お姉さんはいつものようにすこし顔色が悪く、けどいつも通りに、

「 こんにちは。」

でした。
 部屋に戻ろうとすると、珍しくお姉さんが私の名前を呼びました。

「 Mちゃん。」
「 はい。」
「 Tといつも遊んでくれて、ありがとうね。
Tは大事な妹だから。」
「 あ、はい・・・。」

そんな会話をして部屋に戻りました。
 戻るとTちゃんがゲームですごい点数を出していて、お姉さんのこととかすっかり忘れてゲームに夢中になりました。
 門限まで遊んで家に帰り、夕飯を食べ、寝る支度をしていたとき、家の電話が鳴り、母が出ました。

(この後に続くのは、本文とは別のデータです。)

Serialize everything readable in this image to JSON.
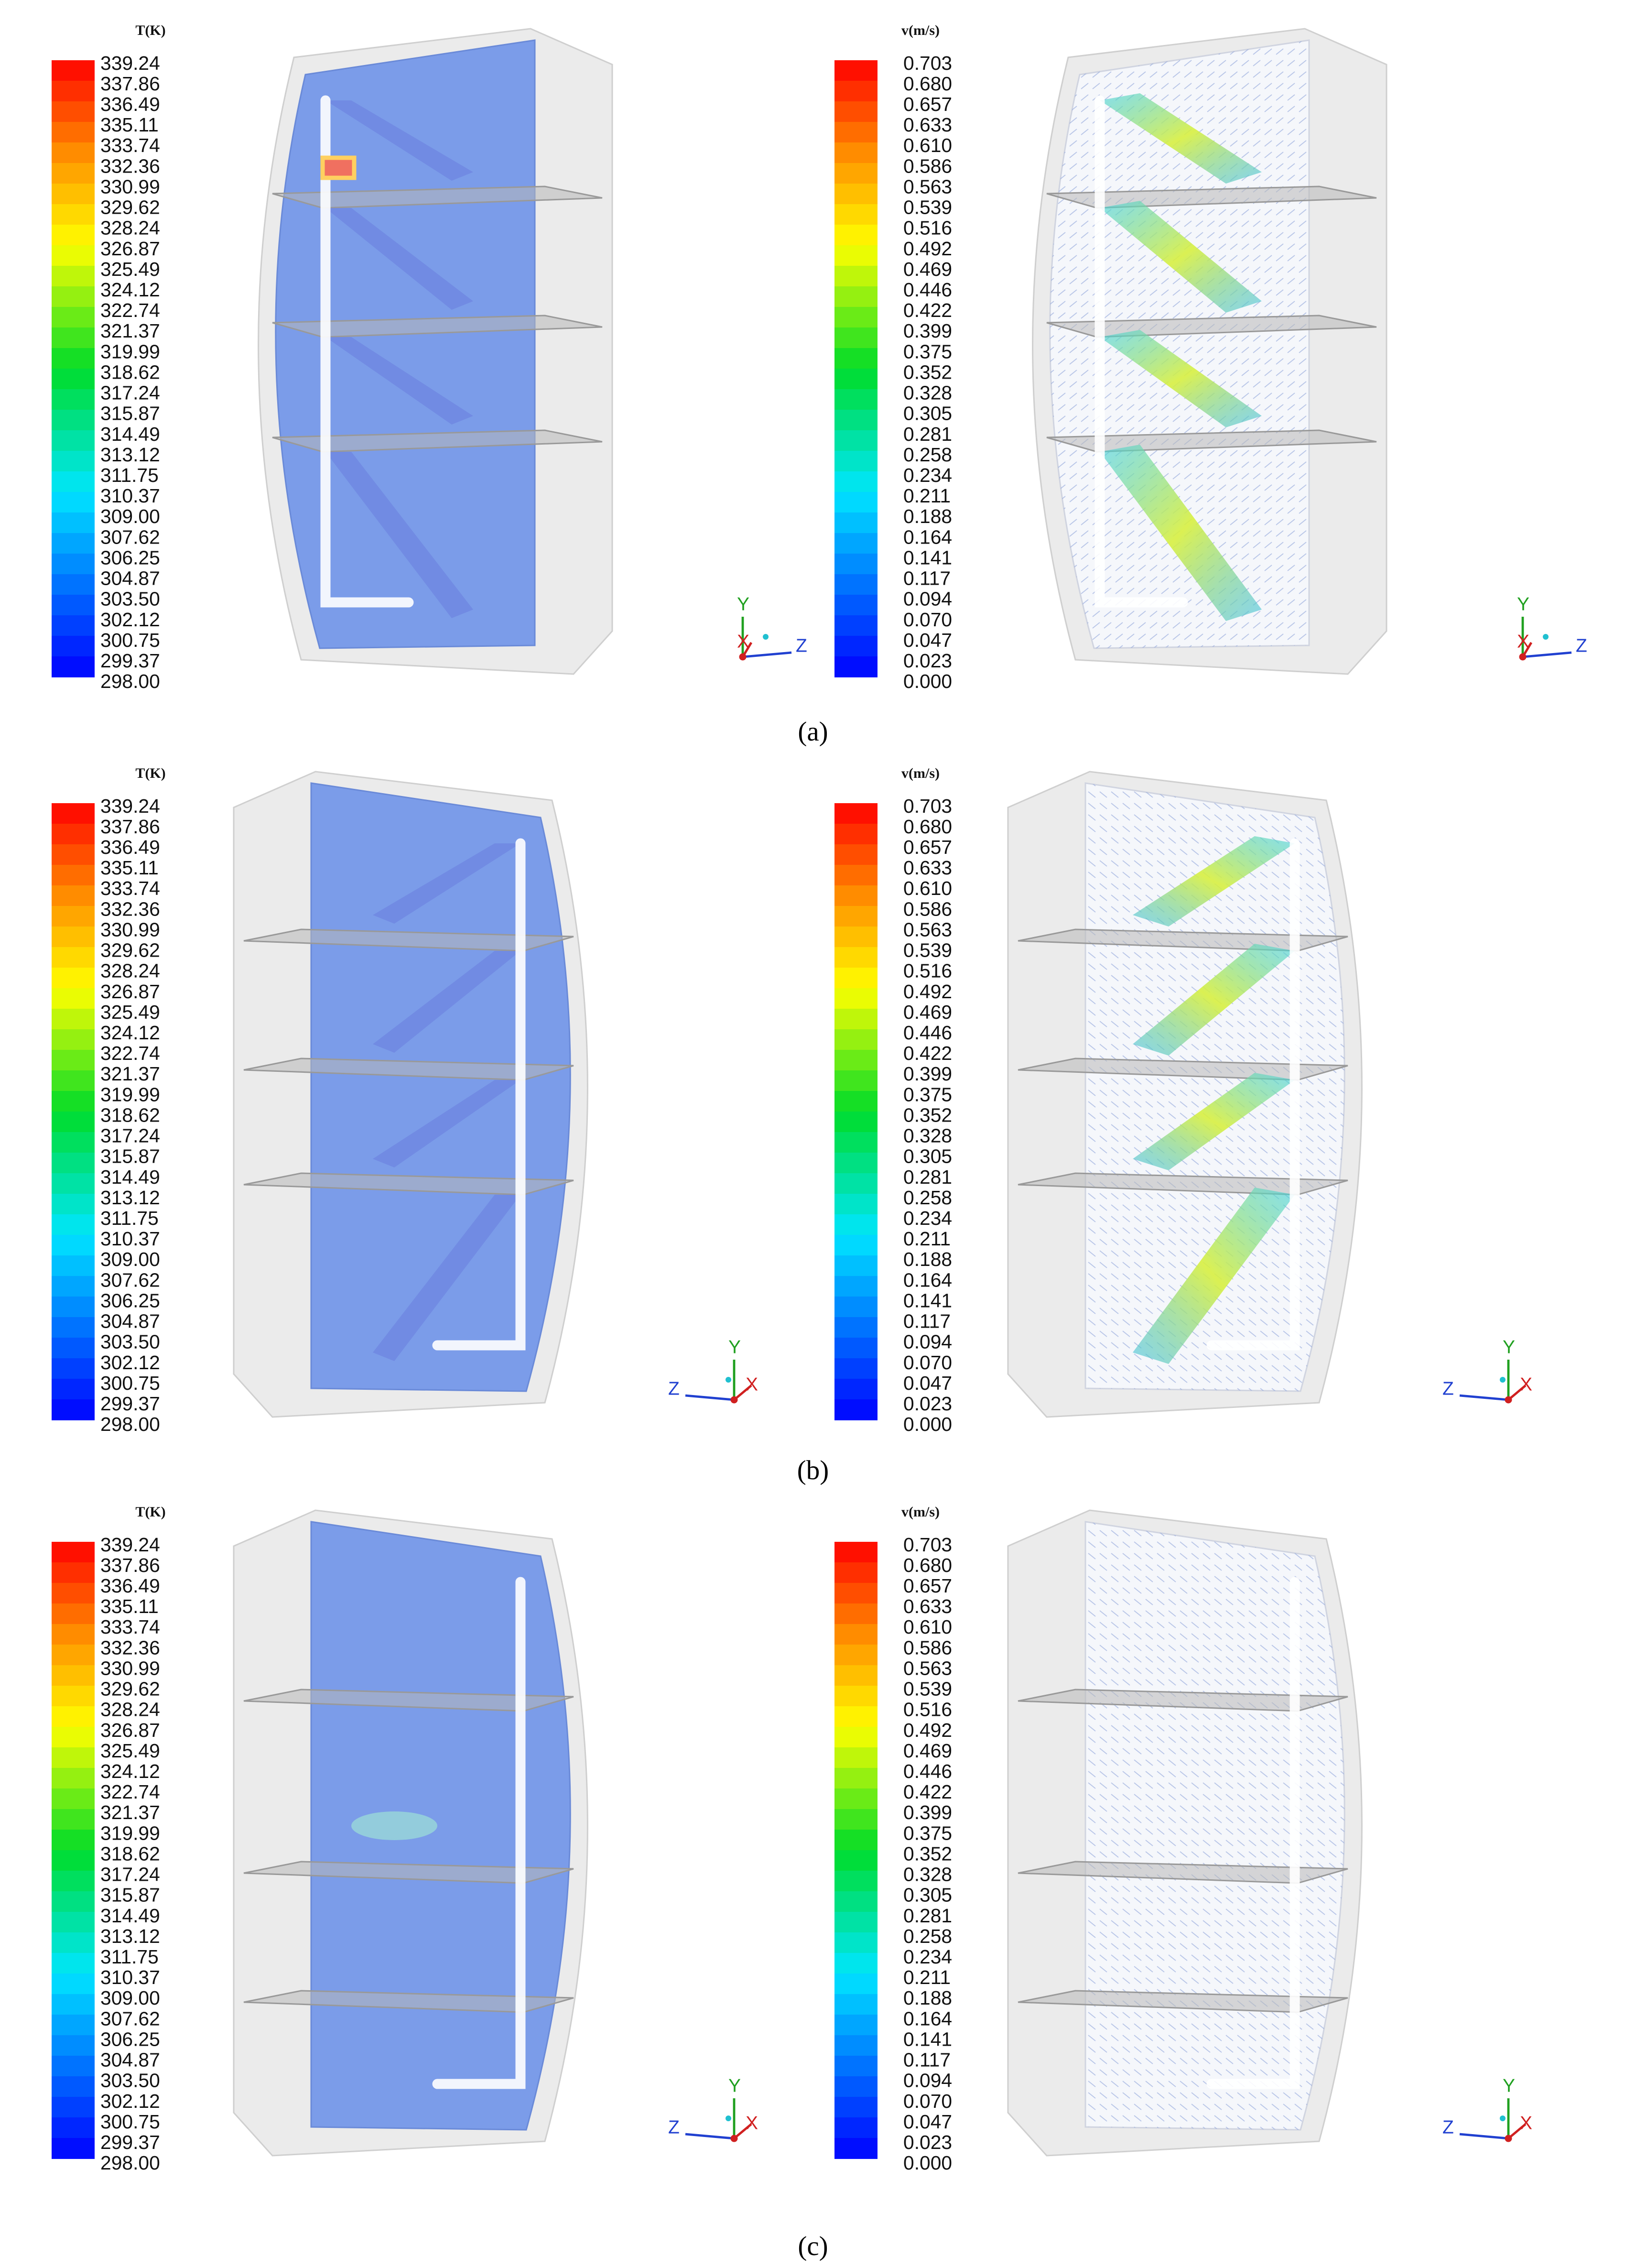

「 あら、こんばんわ、今日はMがお邪魔したそうで・・・。」

Tちゃんのお母さんらしい。

「 ええ、ええ・・、えっ!!
まぁ・・、まぁそんな・・・、まさか・・・。」

母の声で、何かがあったことが伺えました。

「 そうですか、御愁傷様でございます。」

私は何だろうと思いました。

” 御愁傷様?
誰か亡くなったときに使う言葉だよね?
お姉さん病気だったって聞いてたけど・・・。
でも、今日、話したし・・・?”

私は訳が分からず母を見ていました。